Термин «агрессивность» в применении к животным, безусловно, неудачен, ибо сам по себе означает специфические человеческие действия и тем самым чреват социологизаторским пониманием обозначаемых этим термином форм поведения животных, особенно в сравнительно-психологическом плане (например, при сравнении конфронтации в мире животных с войнами), и выхолащиванием его общественно-исторически обусловленного содержания. Однако он стал уже неотъемлемой частью этологической и зоопсихологической терминологии, а к тому же он отчасти употребляется и для обозначения некоторых действительно гомологичных элементов поведения животных и человека.



Весьма различной бывает и биологическая значимость проявлений «агрессивности» — от негативной до положительной, от патологии до адаптивной необходимости. Этим определяется важность широко осуществляемого в настоящее время изучения этих феноменов, в частности (при соблюдении должной осторожности при экстраполяции результатов исследования), для моделирования определенных психопатогенных состояний и ситуаций. Одно из центральных мест занимает сейчас эта тематика и при изучении этологических компонентов поведения человека, особенно в онтогенезе, в генетике поведения, а также в свете решений вопросов, связанных с проблемой социальных и биологических детерминант нашего поведения. В этих случаях «агрессивность» фигурирует главным образом как важный компонент фуппового (у животных) и социального (у человека) поведения.

Западноевропейские этологи внесли в свое время большой вклад в понимание значения поведения в процессе эволюции животного мира и в познании формирования видотипичного (инстинктивного) поведения в пределах зоологических систематических таксонов разного уровня.

Однако еще в 1941 г. Лоренц проанализировал кантовское априори для обоснования общебиологических концепций. Представления об аподиктичных научных истинах, предшествующих опыту и не зависящих от него, воплотились в практикуемый им бездоказательный, экспериментально ничем не обоснованный перенос этологических данных и выводов из мира животных в человеческое общество.
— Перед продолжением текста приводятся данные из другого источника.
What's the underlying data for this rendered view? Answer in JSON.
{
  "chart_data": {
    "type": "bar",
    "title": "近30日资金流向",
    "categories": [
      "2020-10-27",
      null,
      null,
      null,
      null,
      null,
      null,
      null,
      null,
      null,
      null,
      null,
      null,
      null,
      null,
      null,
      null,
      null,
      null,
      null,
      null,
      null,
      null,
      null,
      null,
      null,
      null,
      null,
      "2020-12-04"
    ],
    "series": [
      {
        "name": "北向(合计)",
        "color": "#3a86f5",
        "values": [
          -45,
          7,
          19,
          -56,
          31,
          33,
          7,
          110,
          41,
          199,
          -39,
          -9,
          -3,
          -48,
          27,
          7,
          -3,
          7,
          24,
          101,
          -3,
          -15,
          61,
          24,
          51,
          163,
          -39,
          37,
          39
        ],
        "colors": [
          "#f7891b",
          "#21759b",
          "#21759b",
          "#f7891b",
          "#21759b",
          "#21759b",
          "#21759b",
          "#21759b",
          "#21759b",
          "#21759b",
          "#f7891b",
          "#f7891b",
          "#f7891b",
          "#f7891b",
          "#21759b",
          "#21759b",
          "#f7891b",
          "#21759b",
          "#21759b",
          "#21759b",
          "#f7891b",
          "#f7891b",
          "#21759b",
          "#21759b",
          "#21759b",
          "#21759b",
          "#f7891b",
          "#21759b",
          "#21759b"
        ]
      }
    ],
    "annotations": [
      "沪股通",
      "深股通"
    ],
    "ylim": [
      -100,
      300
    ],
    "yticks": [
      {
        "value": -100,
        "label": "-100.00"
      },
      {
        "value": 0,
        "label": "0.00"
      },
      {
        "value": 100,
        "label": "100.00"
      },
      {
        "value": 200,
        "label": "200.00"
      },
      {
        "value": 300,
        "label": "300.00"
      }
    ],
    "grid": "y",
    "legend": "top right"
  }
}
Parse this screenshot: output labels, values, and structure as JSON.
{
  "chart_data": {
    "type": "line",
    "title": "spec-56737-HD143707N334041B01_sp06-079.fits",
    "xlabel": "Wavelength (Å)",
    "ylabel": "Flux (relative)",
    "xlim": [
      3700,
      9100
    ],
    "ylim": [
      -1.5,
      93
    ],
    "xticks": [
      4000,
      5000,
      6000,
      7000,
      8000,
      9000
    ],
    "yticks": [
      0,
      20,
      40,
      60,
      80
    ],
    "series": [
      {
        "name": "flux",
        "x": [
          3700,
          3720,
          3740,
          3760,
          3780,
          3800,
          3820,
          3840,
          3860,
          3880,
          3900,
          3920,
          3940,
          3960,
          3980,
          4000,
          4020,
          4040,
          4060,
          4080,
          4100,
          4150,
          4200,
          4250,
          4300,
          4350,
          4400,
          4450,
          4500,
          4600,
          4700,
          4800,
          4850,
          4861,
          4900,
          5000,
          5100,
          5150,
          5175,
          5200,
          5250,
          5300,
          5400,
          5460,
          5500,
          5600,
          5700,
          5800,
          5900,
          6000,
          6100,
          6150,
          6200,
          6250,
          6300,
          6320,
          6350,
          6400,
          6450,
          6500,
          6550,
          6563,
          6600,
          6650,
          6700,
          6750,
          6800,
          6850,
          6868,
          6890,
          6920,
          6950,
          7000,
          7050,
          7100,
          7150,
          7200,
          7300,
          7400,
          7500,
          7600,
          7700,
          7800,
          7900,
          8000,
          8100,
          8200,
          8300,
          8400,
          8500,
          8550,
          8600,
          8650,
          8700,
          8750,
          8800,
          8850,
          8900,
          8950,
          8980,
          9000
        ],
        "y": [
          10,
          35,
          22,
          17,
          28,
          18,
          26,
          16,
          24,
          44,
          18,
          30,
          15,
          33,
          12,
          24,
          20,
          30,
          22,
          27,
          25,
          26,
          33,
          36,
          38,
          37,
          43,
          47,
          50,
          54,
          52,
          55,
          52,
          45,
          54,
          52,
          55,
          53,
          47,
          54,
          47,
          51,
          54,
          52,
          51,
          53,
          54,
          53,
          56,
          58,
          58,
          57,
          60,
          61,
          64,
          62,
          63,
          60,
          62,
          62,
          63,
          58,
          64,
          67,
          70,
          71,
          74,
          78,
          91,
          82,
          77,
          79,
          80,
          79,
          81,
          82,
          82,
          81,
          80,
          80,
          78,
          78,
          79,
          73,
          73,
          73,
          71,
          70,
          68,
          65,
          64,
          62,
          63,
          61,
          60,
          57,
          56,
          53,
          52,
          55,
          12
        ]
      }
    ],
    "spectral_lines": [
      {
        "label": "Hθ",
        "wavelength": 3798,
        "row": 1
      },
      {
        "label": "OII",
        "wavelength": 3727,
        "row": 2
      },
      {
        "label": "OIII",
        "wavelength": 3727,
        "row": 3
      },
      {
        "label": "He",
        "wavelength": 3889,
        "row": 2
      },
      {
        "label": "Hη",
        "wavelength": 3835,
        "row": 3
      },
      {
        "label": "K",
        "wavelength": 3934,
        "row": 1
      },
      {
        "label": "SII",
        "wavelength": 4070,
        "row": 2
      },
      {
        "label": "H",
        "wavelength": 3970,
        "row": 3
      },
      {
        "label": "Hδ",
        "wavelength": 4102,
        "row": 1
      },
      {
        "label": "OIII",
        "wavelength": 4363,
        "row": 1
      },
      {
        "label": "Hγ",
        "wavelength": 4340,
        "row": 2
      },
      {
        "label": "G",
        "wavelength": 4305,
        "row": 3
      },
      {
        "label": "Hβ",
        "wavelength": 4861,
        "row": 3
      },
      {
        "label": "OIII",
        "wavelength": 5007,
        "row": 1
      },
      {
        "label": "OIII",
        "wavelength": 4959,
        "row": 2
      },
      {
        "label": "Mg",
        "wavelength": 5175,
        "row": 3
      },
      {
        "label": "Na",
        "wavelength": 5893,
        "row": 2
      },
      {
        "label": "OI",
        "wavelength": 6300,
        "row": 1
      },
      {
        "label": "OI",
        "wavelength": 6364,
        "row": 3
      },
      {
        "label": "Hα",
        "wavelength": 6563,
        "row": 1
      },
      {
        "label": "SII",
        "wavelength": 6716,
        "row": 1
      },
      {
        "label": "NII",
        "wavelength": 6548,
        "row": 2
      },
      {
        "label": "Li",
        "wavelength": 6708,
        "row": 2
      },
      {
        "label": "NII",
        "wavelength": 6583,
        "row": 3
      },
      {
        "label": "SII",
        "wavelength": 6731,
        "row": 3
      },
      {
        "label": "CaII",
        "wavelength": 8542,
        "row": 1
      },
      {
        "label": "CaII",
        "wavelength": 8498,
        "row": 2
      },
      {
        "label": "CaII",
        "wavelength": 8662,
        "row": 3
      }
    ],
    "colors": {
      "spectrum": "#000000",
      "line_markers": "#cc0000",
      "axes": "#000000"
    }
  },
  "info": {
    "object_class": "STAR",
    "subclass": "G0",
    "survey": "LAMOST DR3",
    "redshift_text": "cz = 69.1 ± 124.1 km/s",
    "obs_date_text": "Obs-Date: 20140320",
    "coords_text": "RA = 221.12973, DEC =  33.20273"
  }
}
Лоренц при этом пользовался лишь одними, притом чаще весьма сомнительными, аналогиями, сам же не осуществил ни одного эксперимента, в котором в сравнительном плане изучалось бы поведение животных и человека, а тем более доказывалась бы допустимость подобного рода экстраполяции.

Свое воплощение эта редукционистская тенденция находит и в глубоком теоретическом кризисе, переживаемом ныне зарубежной этологией, в частности так называемой «этологией человека». Первично изначальная предопределенность или предначертанность всего процесса эволюции поведения, «начало всех начал» преподносится при этом в разных вариантах. К. Лоренц, правда, уверяет, что не верит в существование сверхъестественных телеологических факторов, но еще меньше верит в действие одного-единственного «монокаузального» физиологического стимула. Он выдвигает постулат о некоей «телеономии», т. е. «сохраняющей вид целесообразности», которая хотя и модифицируется в результате селективного отбора, но в конечном итоге также определяется непознаваемыми первичными каузальностями. Аналогичные постулаты встречаются и у ряда последователей Лоренца, в частности у П. Лейхаузена.

Сформулированные Лоренцем взгляды составляют основной базис модной сейчас в Западной Европе «эволюционной теории познания». Ее приверженцы также являются преимущественно последователями и единомышленниками Лоренца. «Эволюционная теория познания» формировалась на основе «Альтенбергского семинара», организованного Лоренцем в своей резиденции под Веной. К ее «идейным отцам» относятся также английский неореалисг С. Александер, один из основоположников теории эмерджентной эволюции и известный австрийский философ К. Р. Поппер, а также Х. Альберт, в «критическом реализме» которого концепции Поппера получили дальнейшее развитие.